ROW 145: what are the possible confounder factors? A table with the variables evaluated would be useful.

Answer: Variables have been added in methods

“Variables included in the analysis were: patient (age, disease) and transplant (donor, graft) characteristics and post-transplant outcomes (infections, GVHD, treatment, response to ECP, reduction in immunosuppression, time of ECP initiation, number of ECP sessions, relapse of malignancy, OS).”

Specify the occurrence or absence of serious (non-infectious) adverse events during ECP

Answer: There were no serious adverse events related to ECP.

 

Indicate in Table 2 as in Table 1, steroid-refractory, dependent, and steroid-untreated patients

Answer: Data have been added.

Indicate how many patients had had previous GVHDa and how many had been treated with ECP; are there overlaps?

Answer: There are no overlaps in ECP treatment. Patients treated with ECP due to aGVHD are included only in this group, and not in cGVHD. The essential changes have been made in the manuscript.

 

Indicate in Table 2:

 

- Patients divided by a moderate or severe form

 

- grading and staging organ by organ at baseline (to be able to see the response organ by organ, if possible)

 

- Timing of onset of cGVHD compared to transplant

 

- Timing of ECP from transplant and the previous line

Answer: In the revised version of the manuscript, Table 2 was updated with more data.

 

LINE 171: when did the infections occur? Specify whether it is during or after ECP and if there is a difference in patients with concomitant therapy.

Answer: Infections were reported throughout the treatment period of ECP. There were no life-threatening infections. We did not find a significant difference among different concomitant therapies.

 

 

Unlike aGVHD, the type of response obtained with ECP in cGVHD is not clear; a graph like for aGVHD would be useful

Answer: The reviewer is right. We added a figure as suggested by the reviewer.

It would be interesting to indicate the responses also organ by organ.

Is there a difference in response between forms of cGVHD with concomitant therapy? Did the use of ECP allow you to stop taking other medications?

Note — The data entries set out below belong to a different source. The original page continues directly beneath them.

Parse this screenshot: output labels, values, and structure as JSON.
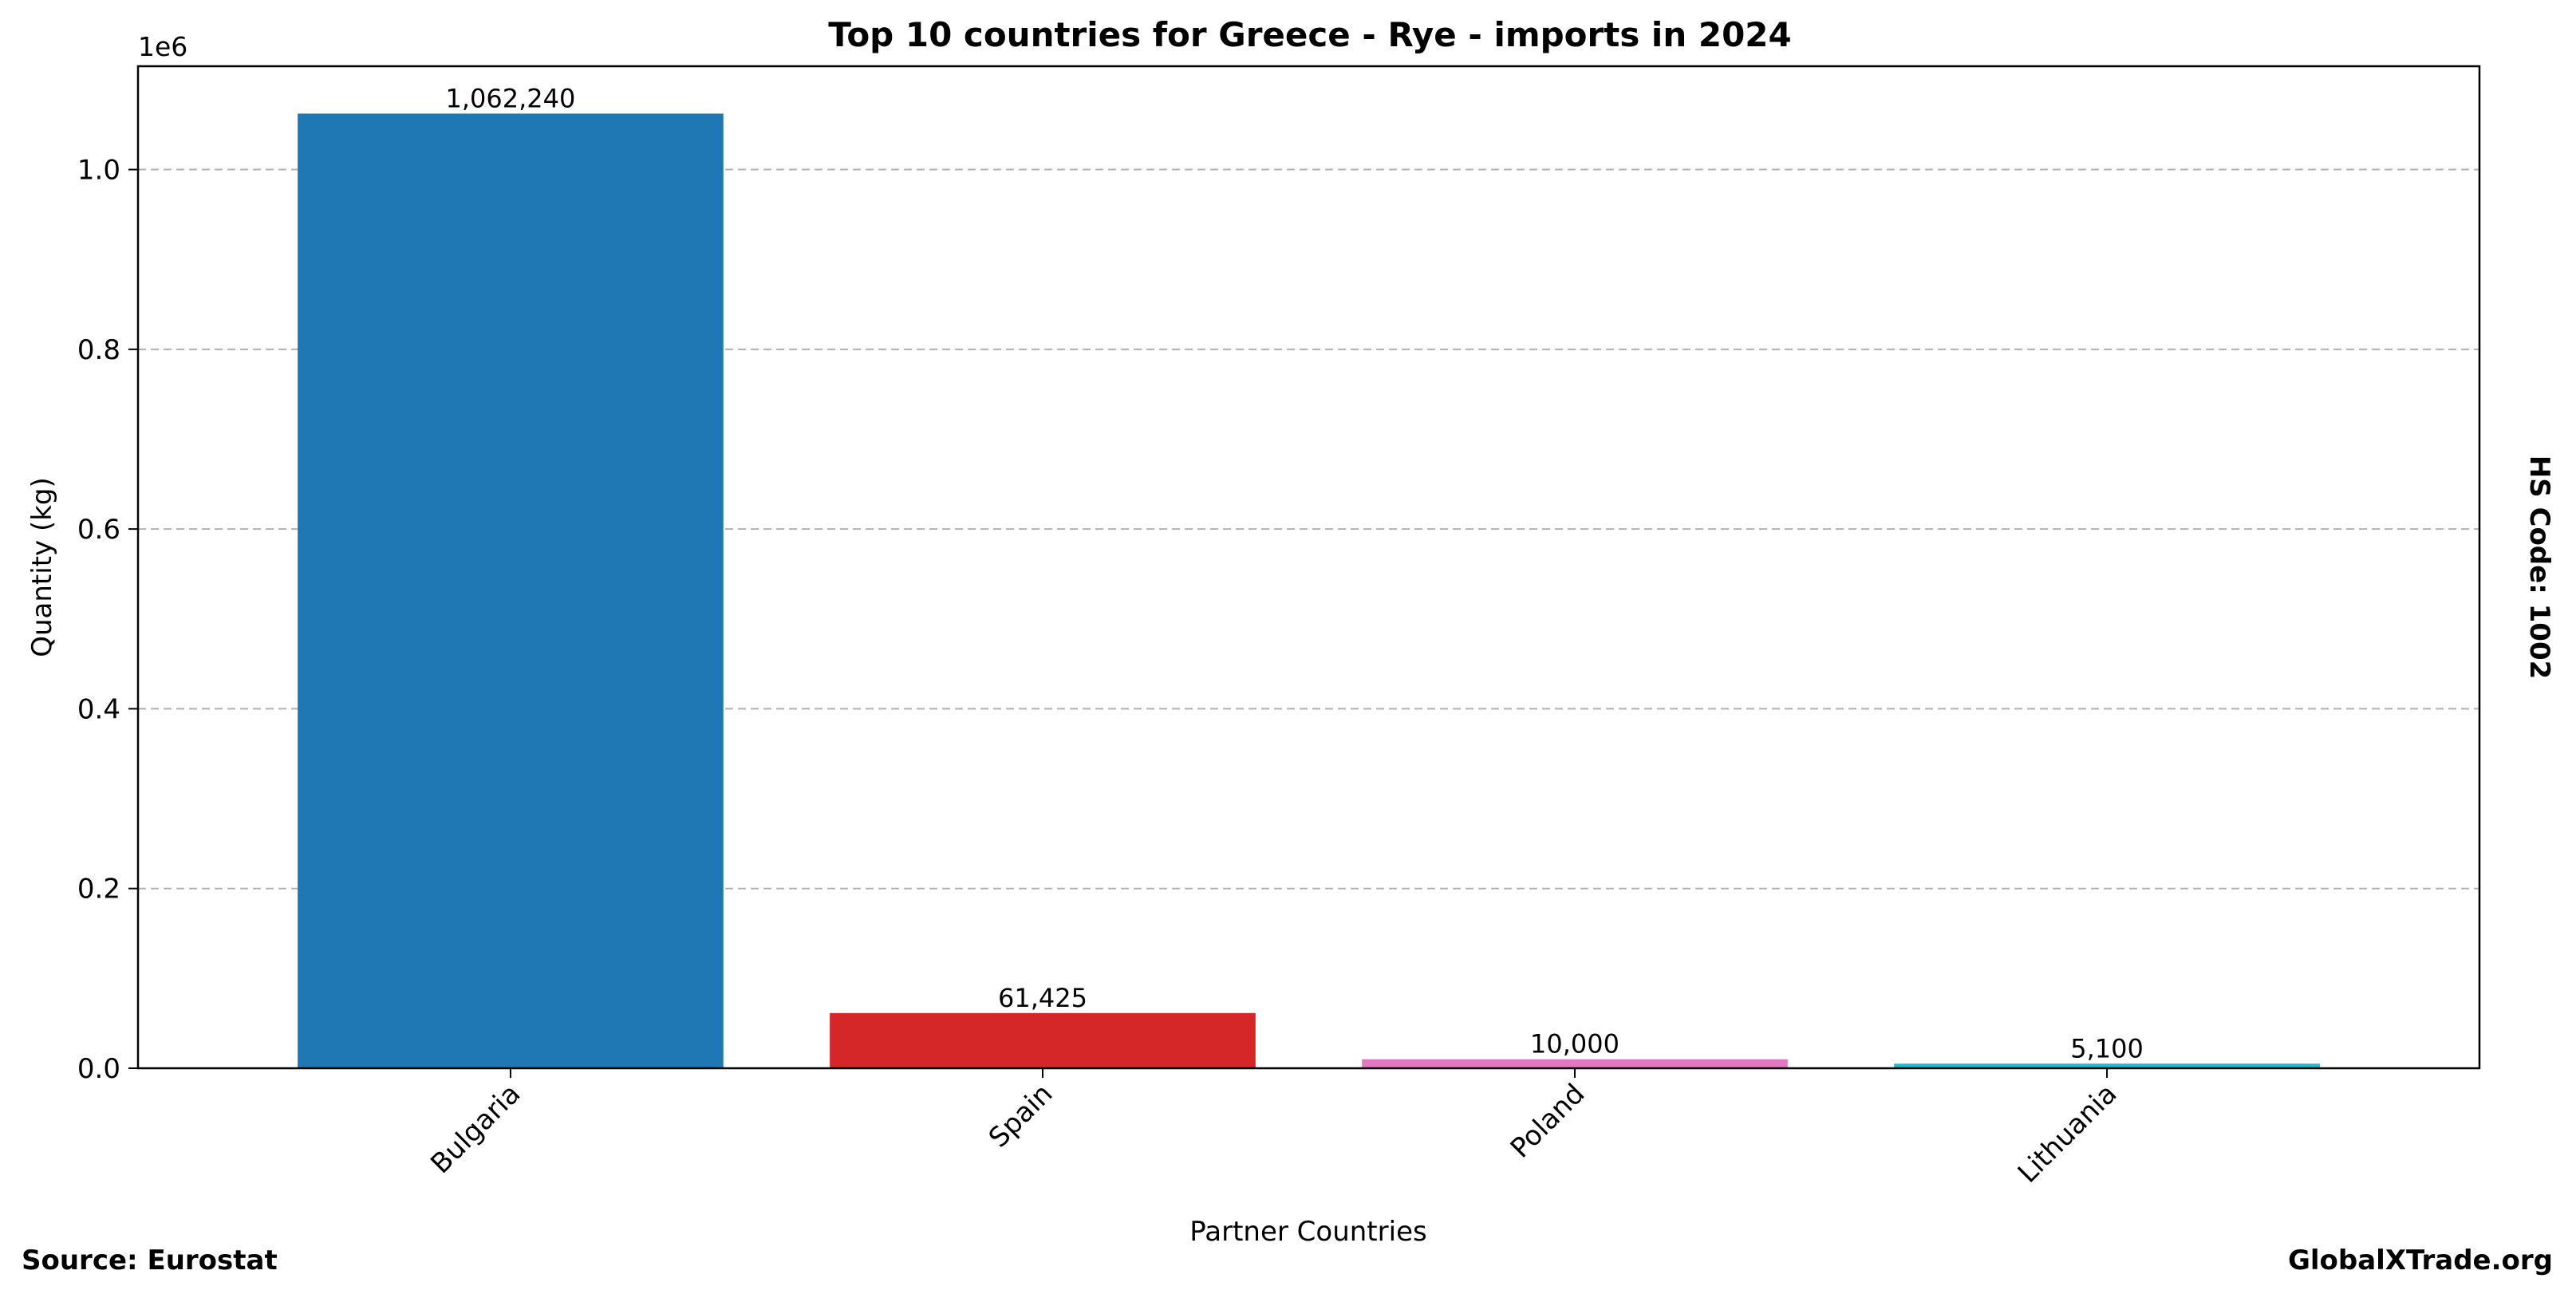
{
  "chart_data": {
    "type": "bar",
    "title": "Top 10 countries for Greece - Rye - imports in 2024",
    "xlabel": "Partner Countries",
    "ylabel": "Quantity (kg)",
    "y_offset_label": "1e6",
    "ylim": [
      0,
      1115000
    ],
    "y_ticks": [
      0,
      200000,
      400000,
      600000,
      800000,
      1000000
    ],
    "y_tick_labels": [
      "0.0",
      "0.2",
      "0.4",
      "0.6",
      "0.8",
      "1.0"
    ],
    "grid": "horizontal dashed",
    "categories": [
      "Bulgaria",
      "Spain",
      "Poland",
      "Lithuania"
    ],
    "values": [
      1062240,
      61425,
      10000,
      5100
    ],
    "value_labels": [
      "1,062,240",
      "61,425",
      "10,000",
      "5,100"
    ],
    "colors": [
      "#1f77b4",
      "#d62728",
      "#e377c2",
      "#17becf"
    ],
    "side_note": "HS Code: 1002"
  },
  "footer": {
    "source": "Source: Eurostat",
    "brand": "GlobalXTrade.org"
  }
}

Answer: We have added relevant data.

LINE 175: is there a cut-off to identify the term “earlier” post-transplant?

Answer: Time post-transplant was used as a continuous variable.

LINE 180: as for aGVHD, the table with the variables and relative cut-offs is useful

Answer: We have added variables in methods.

 

Since the blood tests were considered, is there a correlation between lymphocytes at the start of ECP and response to ECP?

Answer: The reviewer’s idea is very interesting. However, we failed to identify a relationship between lymphocytes at the start of ECP and response to ECP.

Among the discussions, line 261 talks about the studies comparing Ruxo and ECP; it would be useful to mention the work of Greinix on the combined and synergistic use of Ruxolitinib + ECP

Answer: Thanks for the idea! The discussion section was updated based on your suggestions.